São muitos os hormônios usados para fins estéticos e entre os mais procurados estão o GH, que é o hormônio do crescimento, e a testosterona, de onde derivam os esteroides androgênicos anabólicos, popularmente conhecidos como anabolizantes. O uso de anabolizantes para fins estéticos geralmente é feito com doses muito elevadas e possíveis misturas de substâncias desconhecidas em sua manipulação.

“Os efeitos colaterais são muito perigosos ainda mais em jovens, podendo interromper o crescimento e o desenvolvimento sexual adequado”, pontua a médica.

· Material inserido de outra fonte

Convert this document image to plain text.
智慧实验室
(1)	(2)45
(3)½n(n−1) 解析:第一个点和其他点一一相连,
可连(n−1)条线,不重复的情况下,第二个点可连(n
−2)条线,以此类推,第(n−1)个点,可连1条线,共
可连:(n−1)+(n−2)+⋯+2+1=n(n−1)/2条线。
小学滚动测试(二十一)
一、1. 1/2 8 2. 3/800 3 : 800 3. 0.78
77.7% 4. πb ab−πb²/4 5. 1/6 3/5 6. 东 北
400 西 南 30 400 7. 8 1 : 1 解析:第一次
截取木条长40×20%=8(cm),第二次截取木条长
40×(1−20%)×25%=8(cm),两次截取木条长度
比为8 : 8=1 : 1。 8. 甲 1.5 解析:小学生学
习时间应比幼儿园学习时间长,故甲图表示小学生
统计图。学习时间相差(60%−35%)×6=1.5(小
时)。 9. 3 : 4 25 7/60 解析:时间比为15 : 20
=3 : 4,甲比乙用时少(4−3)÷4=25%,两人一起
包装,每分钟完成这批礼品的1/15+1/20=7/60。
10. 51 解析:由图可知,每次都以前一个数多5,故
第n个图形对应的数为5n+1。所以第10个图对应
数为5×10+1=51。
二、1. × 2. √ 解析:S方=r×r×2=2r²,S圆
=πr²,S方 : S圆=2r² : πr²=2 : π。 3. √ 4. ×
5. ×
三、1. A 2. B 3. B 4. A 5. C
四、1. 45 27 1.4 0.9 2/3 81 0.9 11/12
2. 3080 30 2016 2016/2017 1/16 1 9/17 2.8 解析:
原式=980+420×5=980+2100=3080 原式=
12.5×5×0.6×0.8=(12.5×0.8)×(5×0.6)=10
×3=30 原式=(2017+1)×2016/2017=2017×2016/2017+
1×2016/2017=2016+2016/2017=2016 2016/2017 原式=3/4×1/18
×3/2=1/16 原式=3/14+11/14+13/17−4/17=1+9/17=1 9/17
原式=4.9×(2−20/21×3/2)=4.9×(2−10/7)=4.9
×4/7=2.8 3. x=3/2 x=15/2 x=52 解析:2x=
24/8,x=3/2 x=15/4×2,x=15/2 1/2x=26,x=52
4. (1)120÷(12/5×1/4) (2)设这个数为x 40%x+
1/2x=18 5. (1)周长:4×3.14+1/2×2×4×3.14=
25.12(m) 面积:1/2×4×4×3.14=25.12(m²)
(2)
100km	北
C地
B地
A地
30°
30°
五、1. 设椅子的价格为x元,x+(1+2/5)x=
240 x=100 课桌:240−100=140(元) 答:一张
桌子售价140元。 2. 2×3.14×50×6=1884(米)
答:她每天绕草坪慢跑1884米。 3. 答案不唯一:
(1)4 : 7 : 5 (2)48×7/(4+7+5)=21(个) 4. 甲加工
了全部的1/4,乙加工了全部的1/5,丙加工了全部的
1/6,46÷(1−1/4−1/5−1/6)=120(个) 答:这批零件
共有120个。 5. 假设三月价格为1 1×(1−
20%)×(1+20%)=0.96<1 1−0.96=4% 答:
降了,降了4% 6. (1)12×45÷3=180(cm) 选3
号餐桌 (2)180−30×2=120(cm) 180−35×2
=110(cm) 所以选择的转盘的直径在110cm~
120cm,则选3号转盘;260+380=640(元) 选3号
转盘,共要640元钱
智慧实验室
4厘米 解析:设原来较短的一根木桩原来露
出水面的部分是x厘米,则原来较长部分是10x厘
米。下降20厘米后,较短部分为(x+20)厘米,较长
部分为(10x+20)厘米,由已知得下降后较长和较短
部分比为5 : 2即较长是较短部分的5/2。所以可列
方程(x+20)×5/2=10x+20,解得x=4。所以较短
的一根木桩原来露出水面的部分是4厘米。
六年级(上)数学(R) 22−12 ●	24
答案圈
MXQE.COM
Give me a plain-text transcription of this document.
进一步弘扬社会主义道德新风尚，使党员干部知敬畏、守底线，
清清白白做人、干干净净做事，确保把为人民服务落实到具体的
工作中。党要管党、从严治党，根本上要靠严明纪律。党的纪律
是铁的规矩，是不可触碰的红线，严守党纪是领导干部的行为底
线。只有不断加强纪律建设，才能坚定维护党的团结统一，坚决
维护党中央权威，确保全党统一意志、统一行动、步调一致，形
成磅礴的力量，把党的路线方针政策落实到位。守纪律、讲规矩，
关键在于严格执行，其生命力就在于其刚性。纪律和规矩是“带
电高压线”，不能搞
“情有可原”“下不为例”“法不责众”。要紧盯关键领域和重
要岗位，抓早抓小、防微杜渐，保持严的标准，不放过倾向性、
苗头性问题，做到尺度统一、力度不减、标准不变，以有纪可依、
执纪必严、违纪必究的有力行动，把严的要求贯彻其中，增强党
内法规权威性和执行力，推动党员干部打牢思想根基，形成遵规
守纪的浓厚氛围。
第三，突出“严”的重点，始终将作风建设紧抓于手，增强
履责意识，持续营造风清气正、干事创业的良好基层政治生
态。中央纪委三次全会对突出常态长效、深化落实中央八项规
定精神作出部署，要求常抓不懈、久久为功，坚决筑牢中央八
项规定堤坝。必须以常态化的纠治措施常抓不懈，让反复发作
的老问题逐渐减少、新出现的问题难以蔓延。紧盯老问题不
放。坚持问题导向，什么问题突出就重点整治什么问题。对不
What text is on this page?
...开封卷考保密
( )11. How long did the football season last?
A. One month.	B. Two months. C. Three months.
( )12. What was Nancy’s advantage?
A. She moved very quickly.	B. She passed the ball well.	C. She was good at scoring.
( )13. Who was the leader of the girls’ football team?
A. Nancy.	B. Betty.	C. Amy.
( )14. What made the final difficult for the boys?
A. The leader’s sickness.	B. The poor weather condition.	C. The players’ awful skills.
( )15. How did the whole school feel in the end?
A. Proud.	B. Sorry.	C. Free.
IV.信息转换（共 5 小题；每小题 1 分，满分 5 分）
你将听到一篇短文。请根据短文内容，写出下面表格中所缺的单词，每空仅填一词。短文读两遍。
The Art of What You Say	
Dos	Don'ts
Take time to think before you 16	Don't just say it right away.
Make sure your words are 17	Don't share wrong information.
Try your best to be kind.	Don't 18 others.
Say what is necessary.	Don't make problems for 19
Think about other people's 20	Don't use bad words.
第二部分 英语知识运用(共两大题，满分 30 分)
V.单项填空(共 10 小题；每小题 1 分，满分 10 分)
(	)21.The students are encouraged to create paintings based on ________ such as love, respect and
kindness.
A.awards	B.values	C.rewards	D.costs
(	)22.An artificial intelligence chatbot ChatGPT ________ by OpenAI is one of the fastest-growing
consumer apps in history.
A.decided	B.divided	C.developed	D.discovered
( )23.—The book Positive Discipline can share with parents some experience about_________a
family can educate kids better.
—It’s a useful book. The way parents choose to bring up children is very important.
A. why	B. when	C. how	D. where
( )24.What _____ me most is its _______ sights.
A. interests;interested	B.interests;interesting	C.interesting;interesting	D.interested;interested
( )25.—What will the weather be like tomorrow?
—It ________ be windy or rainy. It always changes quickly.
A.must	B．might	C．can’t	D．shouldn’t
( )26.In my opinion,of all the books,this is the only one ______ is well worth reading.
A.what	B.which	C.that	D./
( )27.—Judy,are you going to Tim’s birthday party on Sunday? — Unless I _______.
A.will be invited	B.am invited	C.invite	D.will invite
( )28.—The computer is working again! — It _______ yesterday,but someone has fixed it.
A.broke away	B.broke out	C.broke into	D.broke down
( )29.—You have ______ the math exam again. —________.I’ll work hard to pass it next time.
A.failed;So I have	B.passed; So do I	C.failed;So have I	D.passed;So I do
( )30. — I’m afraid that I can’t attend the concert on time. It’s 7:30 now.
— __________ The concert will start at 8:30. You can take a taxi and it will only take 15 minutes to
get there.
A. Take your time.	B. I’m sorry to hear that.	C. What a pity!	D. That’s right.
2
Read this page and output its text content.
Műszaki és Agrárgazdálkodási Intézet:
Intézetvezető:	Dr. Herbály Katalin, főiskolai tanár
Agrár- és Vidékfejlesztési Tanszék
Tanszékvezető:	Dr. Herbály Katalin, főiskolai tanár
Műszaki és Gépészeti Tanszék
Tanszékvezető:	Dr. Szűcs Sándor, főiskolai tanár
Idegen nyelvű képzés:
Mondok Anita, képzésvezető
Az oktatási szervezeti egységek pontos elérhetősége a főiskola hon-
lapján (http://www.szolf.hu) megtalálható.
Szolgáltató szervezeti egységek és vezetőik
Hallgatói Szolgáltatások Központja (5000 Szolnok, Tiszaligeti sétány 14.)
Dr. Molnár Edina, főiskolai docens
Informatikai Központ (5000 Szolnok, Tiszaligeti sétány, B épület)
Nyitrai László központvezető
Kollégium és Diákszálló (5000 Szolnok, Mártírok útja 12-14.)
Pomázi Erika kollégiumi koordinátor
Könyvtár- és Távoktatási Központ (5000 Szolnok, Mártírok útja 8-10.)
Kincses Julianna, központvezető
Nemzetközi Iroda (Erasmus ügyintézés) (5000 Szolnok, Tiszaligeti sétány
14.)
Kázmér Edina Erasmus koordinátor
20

De maneira geral, os efeitos adversos do uso abusivo hormônios sintéticos por mulheres são: engrossamento da voz, infertilidade, irregularidade menstrual, diminuição das mamas, aumento do clitóris e hirsutismo (aumento de pelos no corpo e face). Nos homens, alguns dos principais eventos adversos são: ginecomastia, atrofia testicular, disfunção erétil, queda da libido.

Acne, queda de cabelo, hepatite medicamentosa, risco de trombose, tumores hepáticos, irritabilidade ou comportamento agressivo podem acometer tanto homens como mulheres.

“Vendidos mediante receita médica controlada, esses hormônios devem ser indicados apenas no tratamento de doenças endócrinas, tais como distúrbios do crescimento, hipogonadismo etc. Mas na prática sabemos que em busca de melhorar o desempenho atlético ou a aparência física muitas pessoas conseguem a medicação sem receita, inclusive com venda em academias, usando seringas muitas vezes compartilhadas… e é aí onde estão todos os perigos”, comenta Dra. Lorena.

Hormônios para fins estéticos não são aprovados pelas agências reguladoras de saúde e podem também contribuir para o aumento de risco cardiovascular, AVC e câncer.